“It’s not your fault,” the plumber said, as a piece of soggy drywall swung loose from our ceiling and plopped into the carpeted puddle behind him.
“Can we go upstairs and have you say that again, in front of my wife?” I asked. Her assessment of the situation hadn’t come out quite so clearly in my favor.
Of course, she had some recent precedent upon which to suspect some level of spousal culpability. The regular reader(s) of this column may recall that I recently converted our house into a historical landmark, taking it back to a time before functional indoor plumbing existed, simply by taking a hacksaw to our pipes and (this part is important, in case you’re thinking of trying it in your own home) being totally unable to fix anything. I’m still waiting for the blue historical marker to appear in front of our house.
“On this site in 2018, a homeowner did battle with a leaky water valve. The valve employed a cunning strategy of cutting off the home’s access to potable water, setting the occupants back 200 years, while also sowing internal discord. Victory for the valve seemed assured, until the homeowner called in professional reinforcements, who restored the home to the modern day.”
Those professional reinforcements ended up costing a few hundred dollars, which didn’t satisfy the cruel universe. Our karmic debt had not been paid, probably because of that time I let a receipt blow across the parking lot instead of trying to stomp on it.
“I know it didn’t go well last time, but I can totally fix it THIS time,” I said a couple weeks later, when our kitchen sink clogged.
“Maybe we should just call a plumber before you start taking things apart,” my wife, Kara, suggested.
“Psssh, what a waste of money,” I said, in a statement that wouldn’t become ironic until later.

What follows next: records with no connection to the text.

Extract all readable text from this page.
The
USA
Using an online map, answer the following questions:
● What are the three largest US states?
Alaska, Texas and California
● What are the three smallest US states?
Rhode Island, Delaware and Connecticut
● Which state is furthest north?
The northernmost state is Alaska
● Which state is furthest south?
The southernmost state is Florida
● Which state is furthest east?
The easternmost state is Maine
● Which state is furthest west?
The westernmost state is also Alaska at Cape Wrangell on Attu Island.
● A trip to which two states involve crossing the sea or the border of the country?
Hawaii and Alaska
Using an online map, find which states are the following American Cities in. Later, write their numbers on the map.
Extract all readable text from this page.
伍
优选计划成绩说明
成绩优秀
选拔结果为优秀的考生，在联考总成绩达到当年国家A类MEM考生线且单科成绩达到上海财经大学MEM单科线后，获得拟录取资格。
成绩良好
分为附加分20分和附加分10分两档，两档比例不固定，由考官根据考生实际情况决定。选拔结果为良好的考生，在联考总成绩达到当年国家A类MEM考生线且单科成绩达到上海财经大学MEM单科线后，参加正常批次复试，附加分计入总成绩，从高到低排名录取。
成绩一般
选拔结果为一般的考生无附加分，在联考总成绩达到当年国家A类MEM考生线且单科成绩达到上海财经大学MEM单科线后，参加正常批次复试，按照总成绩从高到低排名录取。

The next day, as our dishwasher ran, I pointed with pride to the kitchen sink, which was no longer filling up with water.
“See? I just had to snake out the drain,” I said, triumphant.
That night, when I took my triumphant self downstairs to exercise, my triumphant foot splooshed into the carpet. A carpet that goes “sploosh” is never a good thing.
“Oh, no,” I said, taking a deep breath before looking up.
These last few months have taught me that forays into amateur plumbing tend to achieve the same kind of results you might expect from forays into amateur neurosurgery. Anyone can bust in there and give it a whirl, but you might not love the outcome.
Water dripped from our recessed lights into two puddles on the floor. Across the ceiling, the drywall sagged under the weight of the water I’d successfully stopped from clogging up our kitchen sink.
“It’s not your fault. I can hear the pipe whistling. It must have a hole in it,” the plumber said the next day, exonerating me as he peered into the gaping hole he’d just ripped in the ceiling.
As it turns out, I most likely put that hole there back in 2009 with my trusty drill, when my dad and I were installing the garbage disposal. But let’s not get hung up on minor details. A professional said it wasn’t my fault before he had all the facts, so it clearly wasn’t my fault. At least not in 2018, and the statute of limitations ran out long ago for anything I did back in 2009.
That hole wasn’t a problem until I pushed the clog past it with the drain snake. Then, when the water backed up, it had nowhere else to go. Physics and gravity took care of the rest. So really, they are the true culprits, I think everyone can agree. Well, everyone except Kara.